本家の援助を受けて奥さんへの慰謝料などは払い終わったとは聞いてはいたが……。
「その武さんの別れた奥さんがね、宇留部本家に訴訟を起こそうとしているらしいんだよ。都議のツテでさっきわかったらしいんだけど。で、君、顧問弁護士だろ? そのことについて耳に入れておきたいという話だ」
「訴訟? なんでですか?」
「どうも、奥さんというか、実際には彼女の実家の顧問をしている五大法律事務所の連中の入れ知恵なんだろうけどさ。元旦那と復縁した際に、離婚している時に本家に騙されて財産放棄をさせられたのは違法だという訴えらしいよ。放棄の無効か、遺留分請求か、遺産分割請求か、なにを訴訟物にしてくるかはわからないけどもう実際に動いているみたいだから、来週あたりには訴状が届くんじゃないかな」
鷹志田は頭が痛くなった。
武は周囲にきちんと説明をしなかったのか。
遺留分請求でも、遺産分割無効でも、他の手段でも変わらない。
宇留部の財産に手を出そうとすればきっとアイツが現れるということを。
裁判にでもなって、仮に裁判所で請求認容(それが一部でも)判決でも出ようものならば、関わった裁判官までが皆殺しにされるかもしれないということもだ。
邪魔者として抹殺されるおそれがある。
あれほど見境のない化け物なのだから。
そこまでいかなくても、武の元妻と弁護士事務所の連中は確実に排除されることになるだろう。

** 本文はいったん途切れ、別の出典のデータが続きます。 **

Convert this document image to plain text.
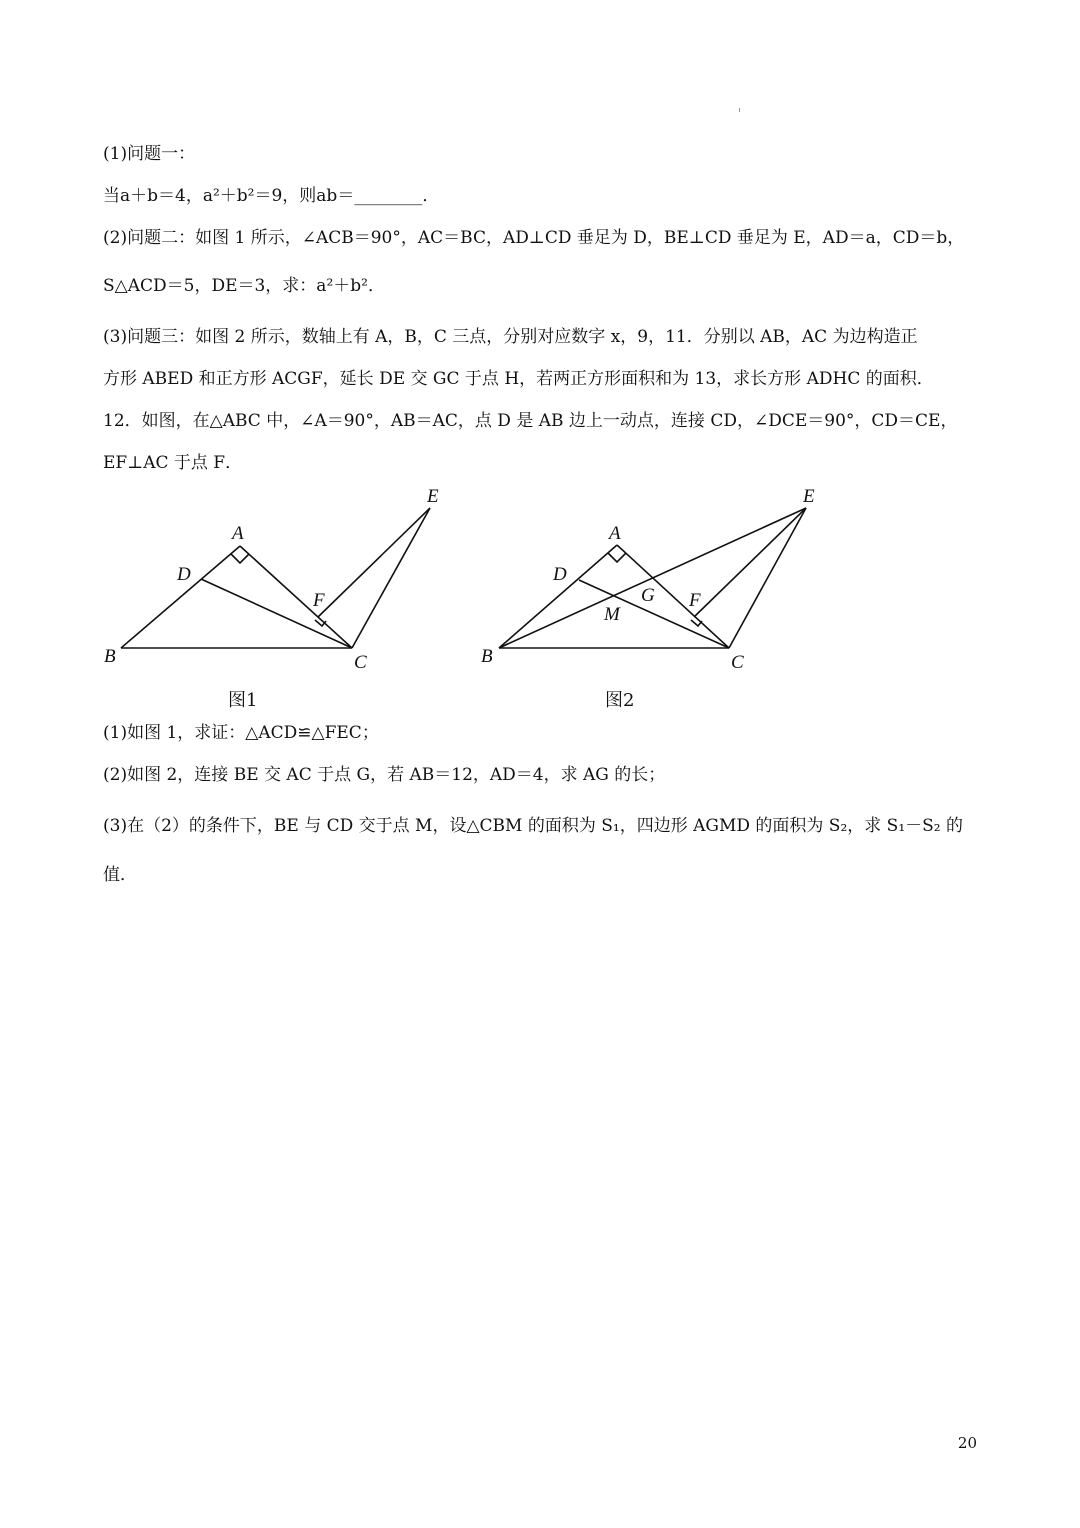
(1)问题一：
当a＋b＝4，a²＋b²＝9，则ab＝________．
(2)问题二：如图 1 所示，∠ACB＝90°，AC＝BC，AD⊥CD 垂足为 D，BE⊥CD 垂足为 E，AD＝a，CD＝b，
S△ACD＝5，DE＝3，求：a²＋b²．
(3)问题三：如图 2 所示，数轴上有 A，B，C 三点，分别对应数字 x，9，11．分别以 AB，AC 为边构造正
方形 ABED 和正方形 ACGF，延长 DE 交 GC 于点 H，若两正方形面积和为 13，求长方形 ADHC 的面积．
12．如图，在△ABC 中，∠A＝90°，AB＝AC，点 D 是 AB 边上一动点，连接 CD，∠DCE＝90°，CD＝CE，
EF⊥AC 于点 F．
A
B	C
D
E
F
图1
A
B	C
D
E
F
G
M
图2
(1)如图 1，求证：△ACD≌△FEC；
(2)如图 2，连接 BE 交 AC 于点 G，若 AB＝12，AD＝4，求 AG 的长；
(3)在（2）的条件下，BE 与 CD 交于点 M，设△CBM 的面积为 S₁，四边形 AGMD 的面积为 S₂，求 S₁－S₂ 的
值．
20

もしもし奥多摩からアイツが出てこれるとしたら、いったいどんな地獄絵図が展開されることになるか……。
背中が薄ら寒くなった。
未曾有の大量殺人が始まるかもしれないのだ。
だが、そんな鷹志田の悩みを知らない南場は笑いながら言った。
「僕の見たところ、宇留部さんちの側が負ける裁判だよ。まず勝ち目がない。それに五大法律事務所の連中は日本で五指に入るほどにとてつもなく優秀だからね。東大出と京大出ばかりで元裁判官とかもいてすんごい鉄壁の布陣が揃っているし」
「まあ、そうでしょうね。五大というぐらいですから」
「じゃあ、どうするのさ、顧問弁護士としては? ボクは君の作戦に興味があるなあ~」
「話し合いをして訴えを取り下げさせますよ。裁判にさえならなければ勝ちも負けもないですから。本家というか、舞衣さん側には一銭も払わせません」
「そんなことできるの?」
「なんとか可能ですね」
嫌そうな顔で不承不承に頷きながらも、どこか自信ありげな部下を見て、南場は心中で思った。

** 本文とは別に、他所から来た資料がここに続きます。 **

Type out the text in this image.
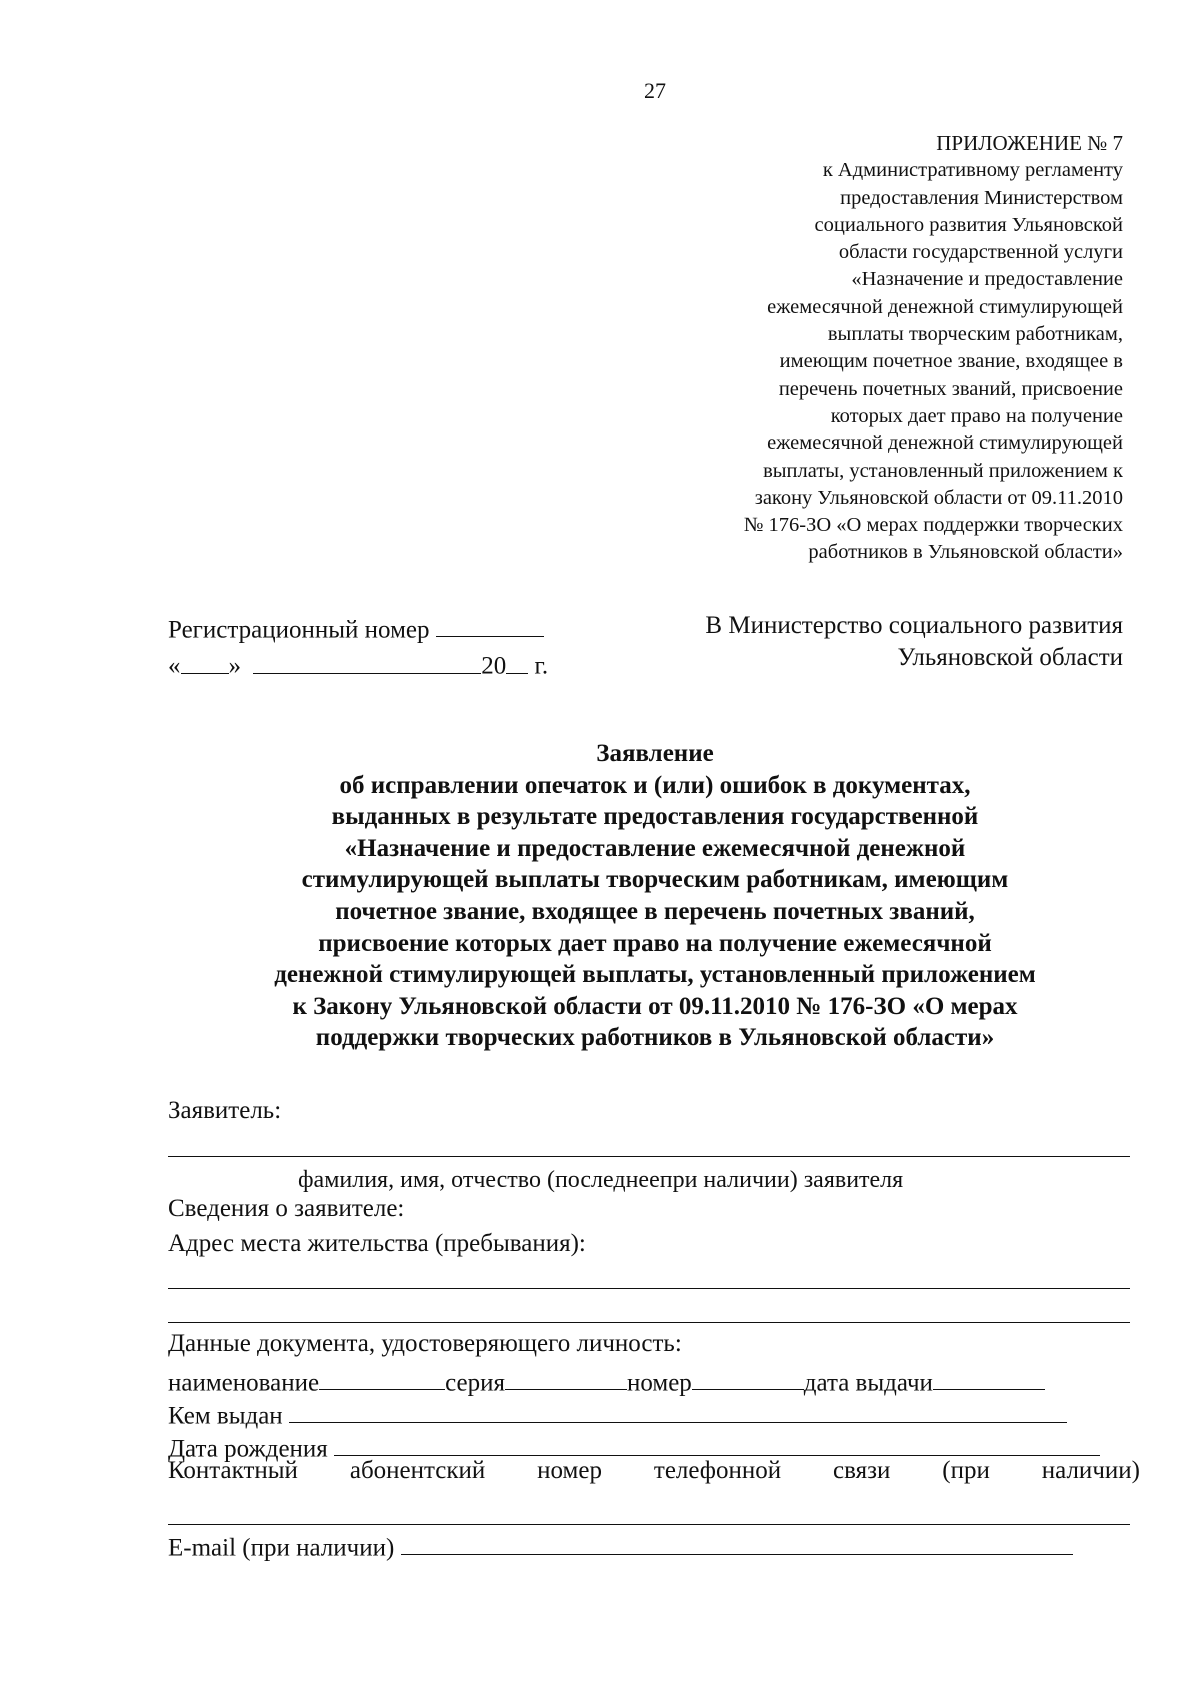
27
ПРИЛОЖЕНИЕ № 7
к Административному регламенту
предоставления Министерством
социального развития Ульяновской
области государственной услуги
«Назначение и предоставление
ежемесячной денежной стимулирующей
выплаты творческим работникам,
имеющим почетное звание, входящее в
перечень почетных званий, присвоение
которых дает право на получение
ежемесячной денежной стимулирующей
выплаты, установленный приложением к
закону Ульяновской области от 09.11.2010
№ 176-ЗО «О мерах поддержки творческих
работников в Ульяновской области»
Регистрационный номер
« »	20 г.
В Министерство социального развития
Ульяновской области
Заявление
об исправлении опечаток и (или) ошибок в документах,
выданных в результате предоставления государственной
«Назначение и предоставление ежемесячной денежной
стимулирующей выплаты творческим работникам, имеющим
почетное звание, входящее в перечень почетных званий,
присвоение которых дает право на получение ежемесячной
денежной стимулирующей выплаты, установленный приложением
к Закону Ульяновской области от 09.11.2010 № 176-ЗО «О мерах
поддержки творческих работников в Ульяновской области»
Заявитель:
фамилия, имя, отчество (последнеепри наличии) заявителя
Сведения о заявителе:
Адрес места жительства (пребывания):
Данные документа, удостоверяющего личность:
наименование	серия	номер	дата выдачи
Кем выдан
Дата рождения
Контактный абонентский номер телефонной связи (при наличии)
E-mail (при наличии)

(もし、この案件をなんの問題もなく片付けられるようなら、君はどんな無理難題だって処理できるということになるね。そしたらお客がどんどんつくようになる。それこそどんな優秀な弁護士よりも重宝される弁護士としてね)
……一ヶ月後、この訴えは取り下げられ、二度と蒸し返されることはなかった。